Dunque Moggi, Giraudo e compagnia bella hanno fatto telefonate ai capi del calcio italiano e a quelli che dovevano decidere quali arbitri mandare sui campi in modo da condizionare risultati, scudetti e retrocessioni. E sono stati così bravi che neppure i magistrati napoletani – che arrivano al sistema Moggi per caso indagando sulle scommesse – sono riusciti a sapere tutto dalle intercettazioni perché Lucianone usava e faceva usare agli amici degli amici decine e decine di schede telefoniche estere, cioè criptate, in modo che il brigadiere che ascolta e poi il magistrato che deve decidere non possano capire un tubo. Moggi ha minacciato Pairetto e Bergamo di farli cacciare dai vertici arbitrali quando le disposizioni che partivano da Torino non venivano eseguite. Moggi ha chiuso in uno stanzino dello stadio di Reggio Calabria l’arbitro Gianluca Paparesta perché non si fischia contro la Juve e lo dice pure al telefono: «Ho chiuso l’arbitro nello spogliatoio e mi sono portato le chiavi in aeroporto…». Moggi lo ripete anche al malcapitato, di brutto al telefono (quanto chiacchierava al telefono, il nostro), anche se non si ha la prova (ma che vuoi che sia) che all’altro lato ci sia proprio lui, Paparesta: «…Ma che hai anche il coraggio di chiamarmi?… Ah, Gianlù, guarda stavolta è l’ultima volta… ma tu… ma tu mi sei più antipatico… e non ho voglia di parlarti». Ed è giusto così, fa bene a trattarlo come una pezza da piedi perché quello non ha avuto nemmeno il coraggio di scrivere una riga di ciò che ha subito sul referto della partita.

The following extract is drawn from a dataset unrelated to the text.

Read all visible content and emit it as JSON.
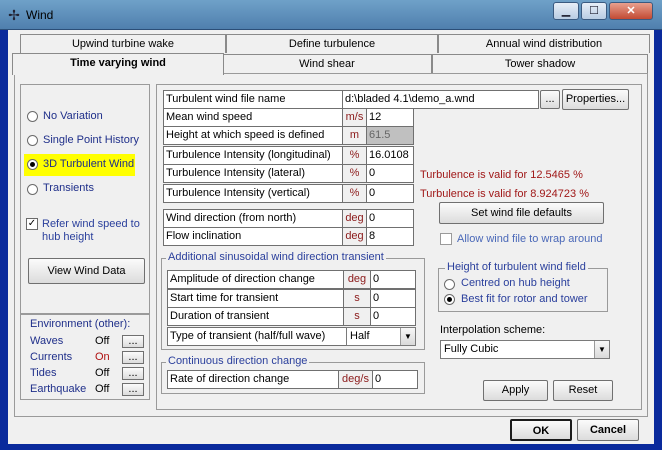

Moggi ha concordato con i vertici arbitrali le designazioni e quindi si mette a scherzare ad indovinare con la segretaria chi sono gli arbitri delle partite di Coppa Italia, elenco battuto poco prima dalle agenzie: «Vediamo se riesco ad indovinare? – fa il vezzoso con la donna che l’ha chiamato per leggergli l’elenco – Uno è Ayroldi». «Ah, lo sa già?» fa quella ridendo. «Roma-Inter, Gabriele». «Esatto». «Milan… Palanca». «Palanca sì… coincidono». «Sono un indovino, eh?». Moggi ha deciso anche per gli altri club riuscendo persino a mettere in cattiva luce presso l’acerrima nemica della Juve, la famiglia Sensi, uno come Franco Baldini, che gli ha fatto sempre la guerra. Vogliamo giudicarlo un reato, anche questo?

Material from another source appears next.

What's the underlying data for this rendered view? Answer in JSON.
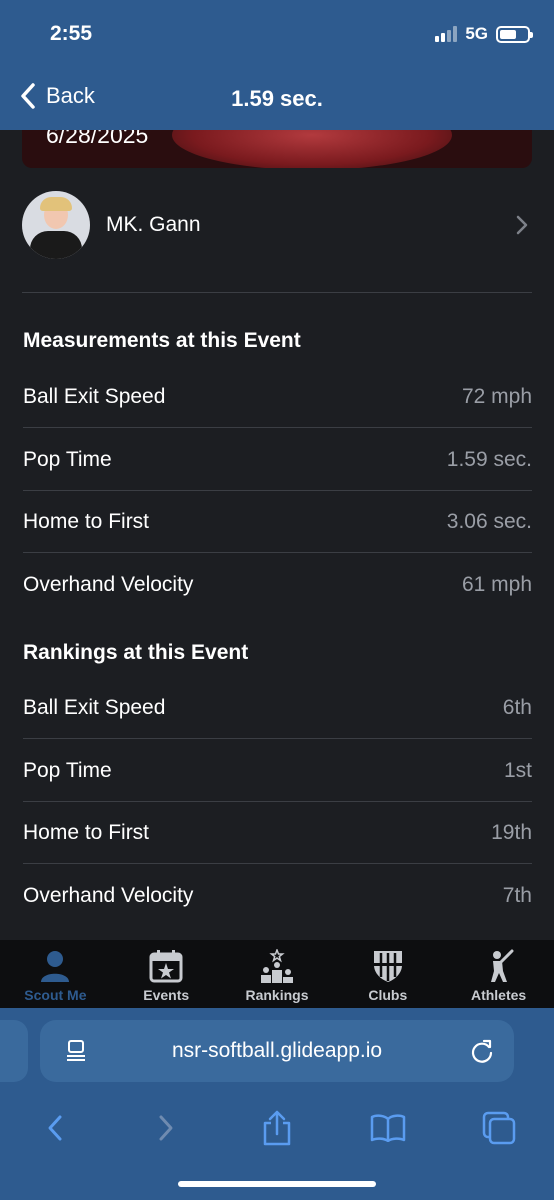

Lui era un indovino, un poveraccio chiamato dagli Agnelli a intrallazzare in favore di uno dei club più prestigiosi del mondo. Uno che alza il telefono (come al solito) e parla con Aldo Biscardi e gli dice quello che deve fare durante la trasmissione, il mitico e sguaiato Processo del lunedì: «Zeman lo faccio stanga’ da Riva…» fa il giornalista i capelli di rosso dipinti. E Lucianone: «…Andiamogli addosso di brutto». Perché poi ci sarebbe da aprire un capitolo a parte sui giornalisti, si intende quelli che stendevano tappeti rossi sotto i piedi dell’ex funzionario delle Ferrovie alla stazione di Civitavecchia, cresciuto all’ombra di Allodi. Ma li vogliamo processare anche loro, i giornalisti? Via, non si fa dimettere un sottosegretario che riceve un avviso di garanzia, vogliamo mandare alla sbarra dei pennivendoli o mezzibusti molto ruffiani?
Questo e tanto altro c’è stato: un’organizzazione perfetta, capace di uscire indenne, appena colpita da qualche schizzo di fango. Un’organizzazione che vive ancora oggi probabilmente. Con altri protagonisti, più raffinati di Moggi e tecnologicamente avanzati, che si nutrono dell’aria infetta che si respira.
La cosiddetta giustizia sportiva ha stangato la Juve, ha stanghicchiato qualche altro club facendosi poi perdonare l’ardire attraverso l’applicazione metodica dello “scontificio”. Federazione e Lega hanno tentato così di rifarsi immagine e verginità dopo aver tollerato ogni cosa. Altri circoli, apparentemente più presentabili, hanno deciso poi di appiccicare uno scudetto sulle maglie dell’Inter.
Calciopoli non è stata una invenzione, Calciopoli c’è stata come Tangentopoli come le tante Terremotopoli, dal Belice all’Aquila: una infinita Scandalopoli. Tutti colpevoli, nessun colpevole. È il sistema paese, il calcio non può restarne fuori. E sia chiaro che Moggi è un uomo d’onore.